Mark the correct alternative in of the following:

If \[y = \frac{1 + \frac{1}{x^2}}{1 - \frac{1}{x^2}}\] then \[\frac{dy}{dx} =\]

#### Options

\[- \frac{4x}{\left( x^2 - 1 \right)^2}\]

\[- \frac{4x}{x^2 - 1}\]

\[\frac{1 - x^2}{4x}\]

\[\frac{4x}{x^2 - 1}\]

#### Solution

\[y = \frac{1 + \frac{1}{x^2}}{1 - \frac{1}{x^2}}\]
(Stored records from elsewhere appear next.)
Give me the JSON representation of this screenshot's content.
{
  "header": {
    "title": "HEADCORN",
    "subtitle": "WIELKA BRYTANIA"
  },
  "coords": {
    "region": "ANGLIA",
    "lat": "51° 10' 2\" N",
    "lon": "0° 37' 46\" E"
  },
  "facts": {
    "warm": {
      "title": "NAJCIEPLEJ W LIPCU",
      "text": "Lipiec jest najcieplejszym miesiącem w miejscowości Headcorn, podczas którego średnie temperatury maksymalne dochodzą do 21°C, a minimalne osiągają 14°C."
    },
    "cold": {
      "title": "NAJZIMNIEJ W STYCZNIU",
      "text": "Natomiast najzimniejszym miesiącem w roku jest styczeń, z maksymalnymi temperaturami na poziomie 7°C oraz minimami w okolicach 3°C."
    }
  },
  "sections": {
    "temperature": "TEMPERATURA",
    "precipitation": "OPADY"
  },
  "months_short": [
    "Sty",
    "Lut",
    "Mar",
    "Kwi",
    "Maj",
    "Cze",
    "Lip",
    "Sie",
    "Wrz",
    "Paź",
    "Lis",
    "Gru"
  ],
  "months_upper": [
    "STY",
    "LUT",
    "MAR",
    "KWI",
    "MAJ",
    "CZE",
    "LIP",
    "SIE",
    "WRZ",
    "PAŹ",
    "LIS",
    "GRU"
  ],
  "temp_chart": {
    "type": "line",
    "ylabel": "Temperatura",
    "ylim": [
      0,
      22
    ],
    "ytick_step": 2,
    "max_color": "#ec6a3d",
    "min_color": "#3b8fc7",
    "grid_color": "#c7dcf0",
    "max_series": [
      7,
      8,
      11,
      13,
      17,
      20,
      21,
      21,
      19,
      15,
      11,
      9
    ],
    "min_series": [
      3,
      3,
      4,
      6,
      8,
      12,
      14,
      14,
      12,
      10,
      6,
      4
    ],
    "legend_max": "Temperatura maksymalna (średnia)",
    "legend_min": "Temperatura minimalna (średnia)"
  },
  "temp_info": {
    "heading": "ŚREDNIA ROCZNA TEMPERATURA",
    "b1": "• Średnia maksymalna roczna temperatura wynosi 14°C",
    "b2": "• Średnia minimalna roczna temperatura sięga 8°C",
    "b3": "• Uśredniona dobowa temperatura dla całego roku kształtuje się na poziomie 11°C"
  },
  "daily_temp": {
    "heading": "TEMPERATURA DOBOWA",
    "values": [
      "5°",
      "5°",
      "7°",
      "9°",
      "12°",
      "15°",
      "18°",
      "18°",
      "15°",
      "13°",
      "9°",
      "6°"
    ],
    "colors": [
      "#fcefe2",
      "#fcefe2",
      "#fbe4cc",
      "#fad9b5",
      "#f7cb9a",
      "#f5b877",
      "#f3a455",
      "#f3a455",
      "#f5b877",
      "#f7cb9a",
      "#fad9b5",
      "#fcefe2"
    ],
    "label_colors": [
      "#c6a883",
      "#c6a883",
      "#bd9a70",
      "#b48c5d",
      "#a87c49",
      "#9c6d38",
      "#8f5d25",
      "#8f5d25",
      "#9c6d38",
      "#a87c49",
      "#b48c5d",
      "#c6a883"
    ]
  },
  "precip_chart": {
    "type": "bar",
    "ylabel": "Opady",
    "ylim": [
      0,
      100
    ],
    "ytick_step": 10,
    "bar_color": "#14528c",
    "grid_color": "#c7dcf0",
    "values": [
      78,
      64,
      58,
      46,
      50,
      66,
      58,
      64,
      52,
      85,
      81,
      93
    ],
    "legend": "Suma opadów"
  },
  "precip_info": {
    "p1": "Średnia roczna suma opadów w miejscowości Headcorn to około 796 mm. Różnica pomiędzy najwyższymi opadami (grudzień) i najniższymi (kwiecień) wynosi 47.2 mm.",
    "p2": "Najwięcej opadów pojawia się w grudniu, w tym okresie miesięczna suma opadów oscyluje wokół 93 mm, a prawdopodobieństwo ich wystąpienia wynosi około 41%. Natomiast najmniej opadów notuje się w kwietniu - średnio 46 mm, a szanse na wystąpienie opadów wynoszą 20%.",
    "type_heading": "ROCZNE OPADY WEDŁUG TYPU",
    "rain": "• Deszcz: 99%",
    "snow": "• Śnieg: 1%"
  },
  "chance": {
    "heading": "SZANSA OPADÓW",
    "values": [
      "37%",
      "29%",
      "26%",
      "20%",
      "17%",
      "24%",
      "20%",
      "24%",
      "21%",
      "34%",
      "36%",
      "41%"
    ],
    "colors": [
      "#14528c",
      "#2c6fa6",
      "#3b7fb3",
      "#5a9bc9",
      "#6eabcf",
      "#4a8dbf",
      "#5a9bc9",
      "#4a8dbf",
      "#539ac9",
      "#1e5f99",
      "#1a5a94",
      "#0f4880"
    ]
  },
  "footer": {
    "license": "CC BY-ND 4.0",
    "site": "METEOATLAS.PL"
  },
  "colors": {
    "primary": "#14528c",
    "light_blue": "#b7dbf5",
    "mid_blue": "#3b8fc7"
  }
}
\[ = \frac{x^2 + 1}{x^2 - 1}\]

Differentiating both sides with respect to *x*, we get

\[\frac{dy}{dx} = \frac{\left( x^2 - 1 \right) \times \frac{d}{dx}\left( x^2 + 1 \right) - \left( x^2 + 1 \right) \times \frac{d}{dx}\left( x^2 - 1 \right)}{\left( x^2 - 1 \right)^2} \left( \text{ Quotient rule } \right)\]
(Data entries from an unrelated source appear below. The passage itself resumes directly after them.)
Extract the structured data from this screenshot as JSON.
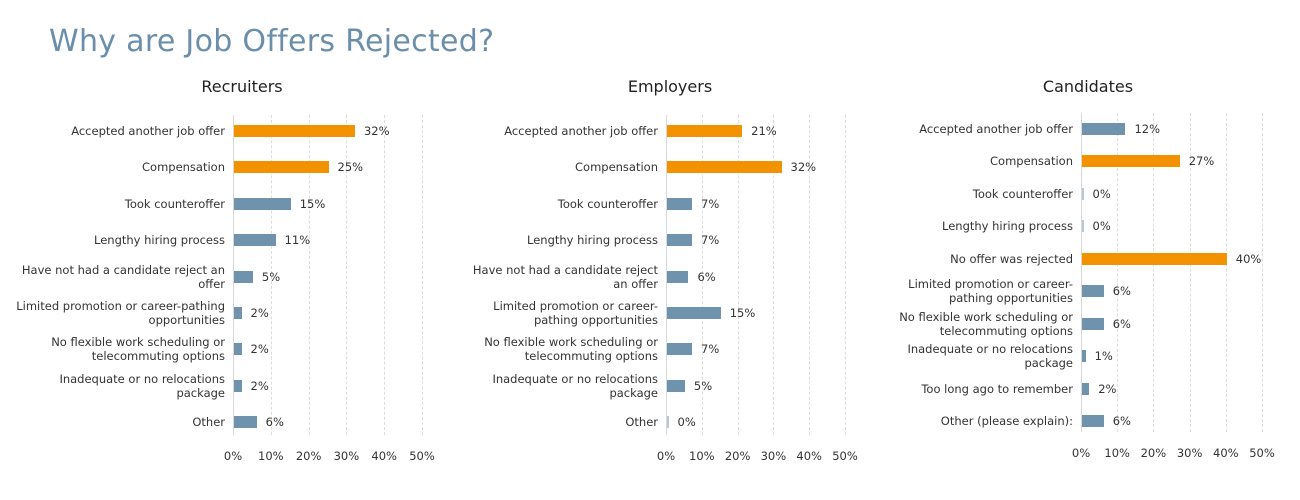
{
  "title": "Why are Job Offers Rejected?",
  "colors": {
    "highlight": "#f39200",
    "default": "#6f93ad",
    "title": "#6b8faa"
  },
  "chart_data": [
    {
      "type": "bar",
      "orientation": "horizontal",
      "title": "Recruiters",
      "categories": [
        "Accepted another job offer",
        "Compensation",
        "Took counteroffer",
        "Lengthy hiring process",
        "Have not had a candidate reject an offer",
        "Limited promotion or career-pathing opportunities",
        "No flexible work scheduling or telecommuting options",
        "Inadequate or no relocations package",
        "Other"
      ],
      "values": [
        32,
        25,
        15,
        11,
        5,
        2,
        2,
        2,
        6
      ],
      "labels": [
        "32%",
        "25%",
        "15%",
        "11%",
        "5%",
        "2%",
        "2%",
        "2%",
        "6%"
      ],
      "highlighted": [
        true,
        true,
        false,
        false,
        false,
        false,
        false,
        false,
        false
      ],
      "xlim": [
        0,
        50
      ],
      "ticks": [
        "0%",
        "10%",
        "20%",
        "30%",
        "40%",
        "50%"
      ],
      "grid": true
    },
    {
      "type": "bar",
      "orientation": "horizontal",
      "title": "Employers",
      "categories": [
        "Accepted another job offer",
        "Compensation",
        "Took counteroffer",
        "Lengthy hiring process",
        "Have not had a candidate reject an offer",
        "Limited promotion or career-pathing opportunities",
        "No flexible work scheduling or telecommuting options",
        "Inadequate or no relocations package",
        "Other"
      ],
      "values": [
        21,
        32,
        7,
        7,
        6,
        15,
        7,
        5,
        0
      ],
      "labels": [
        "21%",
        "32%",
        "7%",
        "7%",
        "6%",
        "15%",
        "7%",
        "5%",
        "0%"
      ],
      "highlighted": [
        true,
        true,
        false,
        false,
        false,
        false,
        false,
        false,
        false
      ],
      "xlim": [
        0,
        50
      ],
      "ticks": [
        "0%",
        "10%",
        "20%",
        "30%",
        "40%",
        "50%"
      ],
      "grid": true
    },
    {
      "type": "bar",
      "orientation": "horizontal",
      "title": "Candidates",
      "categories": [
        "Accepted another job offer",
        "Compensation",
        "Took counteroffer",
        "Lengthy hiring process",
        "No offer was rejected",
        "Limited promotion or career-pathing opportunities",
        "No flexible work scheduling or telecommuting options",
        "Inadequate or no relocations package",
        "Too long ago to remember",
        "Other (please explain):"
      ],
      "values": [
        12,
        27,
        0,
        0,
        40,
        6,
        6,
        1,
        2,
        6
      ],
      "labels": [
        "12%",
        "27%",
        "0%",
        "0%",
        "40%",
        "6%",
        "6%",
        "1%",
        "2%",
        "6%"
      ],
      "highlighted": [
        false,
        true,
        false,
        false,
        true,
        false,
        false,
        false,
        false,
        false
      ],
      "xlim": [
        0,
        50
      ],
      "ticks": [
        "0%",
        "10%",
        "20%",
        "30%",
        "40%",
        "50%"
      ],
      "grid": true
    }
  ]
}
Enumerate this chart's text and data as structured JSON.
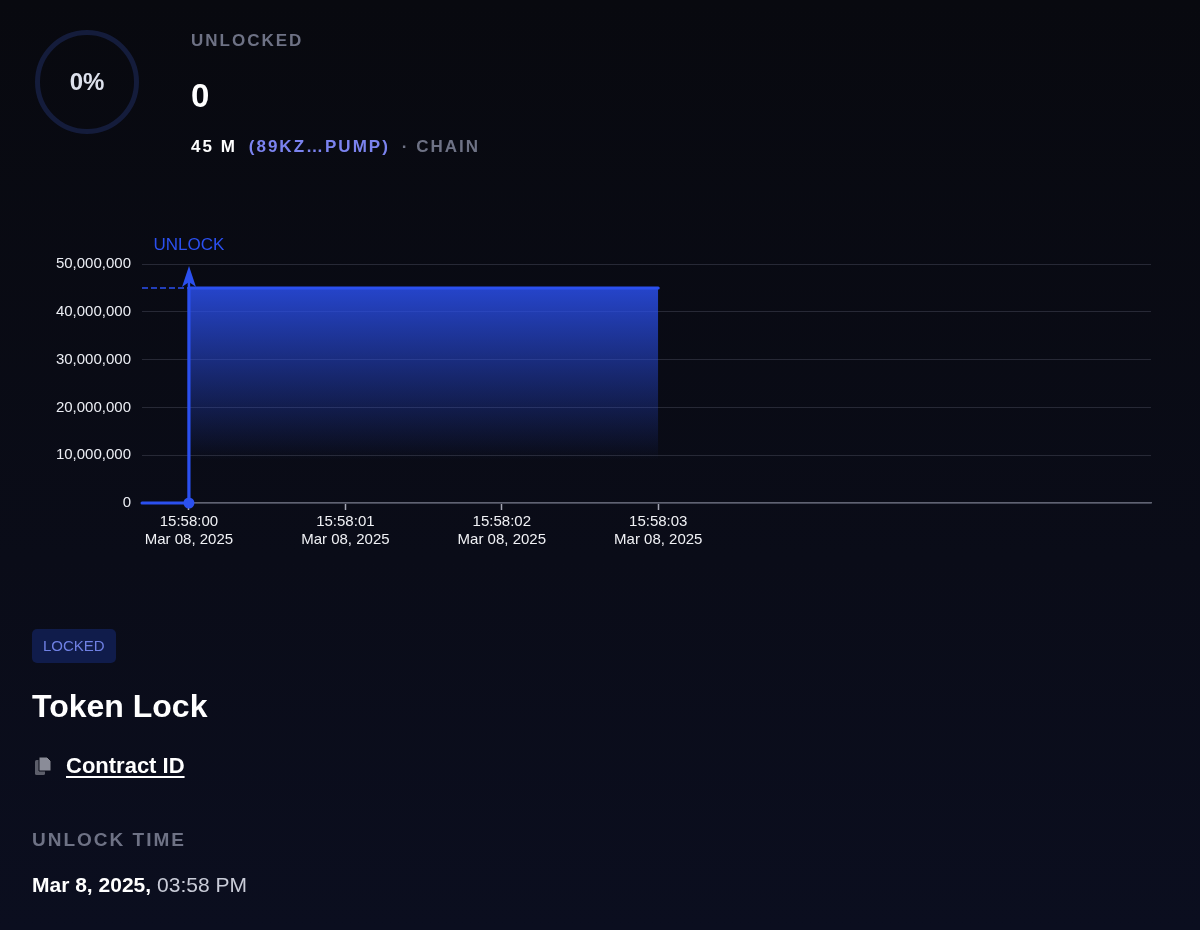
{
  "chart_data": {
    "type": "area",
    "series": [
      {
        "color": "#2b50ef",
        "x": [
          "2025-03-08T15:57:59.700",
          "2025-03-08T15:58:00",
          "2025-03-08T15:58:00",
          "2025-03-08T15:58:03"
        ],
        "values": [
          0,
          0,
          45000000,
          45000000
        ]
      },
      {
        "type": "line",
        "color": "#2b50ef",
        "line_style": "dashed",
        "x": [
          "2025-03-08T15:57:59.700",
          "2025-03-08T15:58:00"
        ],
        "values": [
          45000000,
          45000000
        ]
      },
      {
        "type": "scatter",
        "color": "#2b50ef",
        "marker": "circle",
        "x": [
          "2025-03-08T15:58:00"
        ],
        "values": [
          0
        ]
      }
    ],
    "xlim": [
      "2025-03-08T15:57:59.700",
      "2025-03-08T15:58:06.150"
    ],
    "xticks": [
      {
        "value": "2025-03-08T15:58:00",
        "label": "15:58:00\nMar 08, 2025"
      },
      {
        "value": "2025-03-08T15:58:01",
        "label": "15:58:01\nMar 08, 2025"
      },
      {
        "value": "2025-03-08T15:58:02",
        "label": "15:58:02\nMar 08, 2025"
      },
      {
        "value": "2025-03-08T15:58:03",
        "label": "15:58:03\nMar 08, 2025"
      }
    ],
    "ylim": [
      0,
      50000000
    ],
    "yticks": [
      0,
      {
        "value": 10000000,
        "label": "10,000,000"
      },
      {
        "value": 20000000,
        "label": "20,000,000"
      },
      {
        "value": 30000000,
        "label": "30,000,000"
      },
      {
        "value": 40000000,
        "label": "40,000,000"
      },
      {
        "value": 50000000,
        "label": "50,000,000"
      }
    ],
    "grid": "y",
    "ref_lines": [
      {
        "axis": "x",
        "value": "2025-03-08T15:58:00",
        "label": "UNLOCK",
        "color": "#2b50ef"
      }
    ],
    "annotations": [
      "0%",
      "UNLOCKED",
      "0",
      "45 M",
      "(89KZ…PUMP)",
      "· CHAIN",
      "LOCKED",
      "Token Lock",
      "Contract ID",
      "UNLOCK TIME",
      "Mar 8, 2025,",
      "03:58 PM"
    ]
  }
}
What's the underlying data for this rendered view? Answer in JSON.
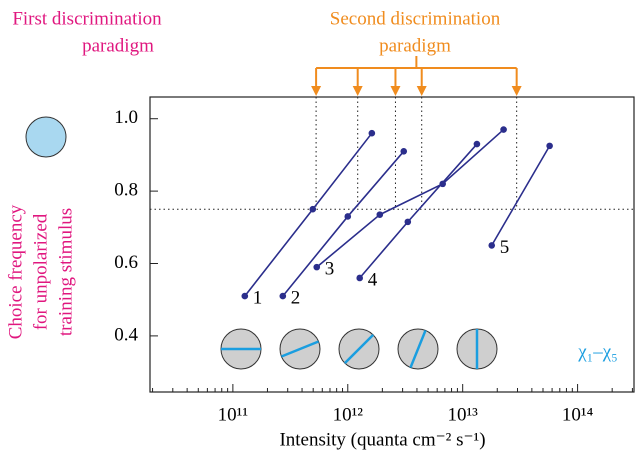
{
  "chart_data": {
    "type": "line",
    "x_label": "Intensity (quanta cm⁻² s⁻¹)",
    "y_label": [
      "Choice frequency",
      "for unpolarized",
      "training stimulus"
    ],
    "first_paradigm": [
      "First discrimination",
      "paradigm"
    ],
    "second_paradigm": [
      "Second discrimination",
      "paradigm"
    ],
    "stimulus_label": "χ₁–χ₅",
    "x_scale": "log",
    "xlim": [
      19000000000.0,
      316000000000000.0
    ],
    "xticks": [
      {
        "value": 100000000000.0,
        "label": "10¹¹"
      },
      {
        "value": 1000000000000.0,
        "label": "10¹²"
      },
      {
        "value": 10000000000000.0,
        "label": "10¹³"
      },
      {
        "value": 100000000000000.0,
        "label": "10¹⁴"
      }
    ],
    "ylim": [
      0.245,
      1.06
    ],
    "yticks": [
      {
        "value": 1,
        "label": "1.0"
      },
      0.8,
      0.6,
      0.4
    ],
    "criterion": 0.75,
    "thresholds": [
      530000000000.0,
      1220000000000.0,
      2600000000000.0,
      4400000000000.0,
      29500000000000.0
    ],
    "series": [
      {
        "name": "1",
        "color": "#2b2e8c",
        "x": [
          127000000000.0,
          496000000000.0,
          1620000000000.0
        ],
        "values": [
          0.51,
          0.75,
          0.96
        ]
      },
      {
        "name": "2",
        "color": "#2b2e8c",
        "x": [
          272000000000.0,
          1000000000000.0,
          3070000000000.0
        ],
        "values": [
          0.51,
          0.73,
          0.91
        ]
      },
      {
        "name": "3",
        "color": "#2b2e8c",
        "x": [
          537000000000.0,
          1900000000000.0,
          6700000000000.0,
          22700000000000.0
        ],
        "values": [
          0.59,
          0.735,
          0.82,
          0.97
        ]
      },
      {
        "name": "4",
        "color": "#2b2e8c",
        "x": [
          1270000000000.0,
          3330000000000.0,
          13300000000000.0
        ],
        "values": [
          0.56,
          0.715,
          0.93
        ]
      },
      {
        "name": "5",
        "color": "#2b2e8c",
        "x": [
          17900000000000.0,
          57100000000000.0
        ],
        "values": [
          0.65,
          0.925
        ]
      }
    ]
  }
}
\[ = \frac{\left( x^2 - 1 \right) \times \left( 2x + 0 \right) - \left( x^2 + 1 \right) \times \left( 2x - 0 \right)}{\left( x^2 - 1 \right)^2}\]

\[ = \frac{2 x^3 - 2x - 2 x^3 - 2x}{\left( x^2 - 1 \right)^2}\]

\[ = \frac{- 4x}{\left( x^2 - 1 \right)^2}\]

Hence, the correct answer is option (a).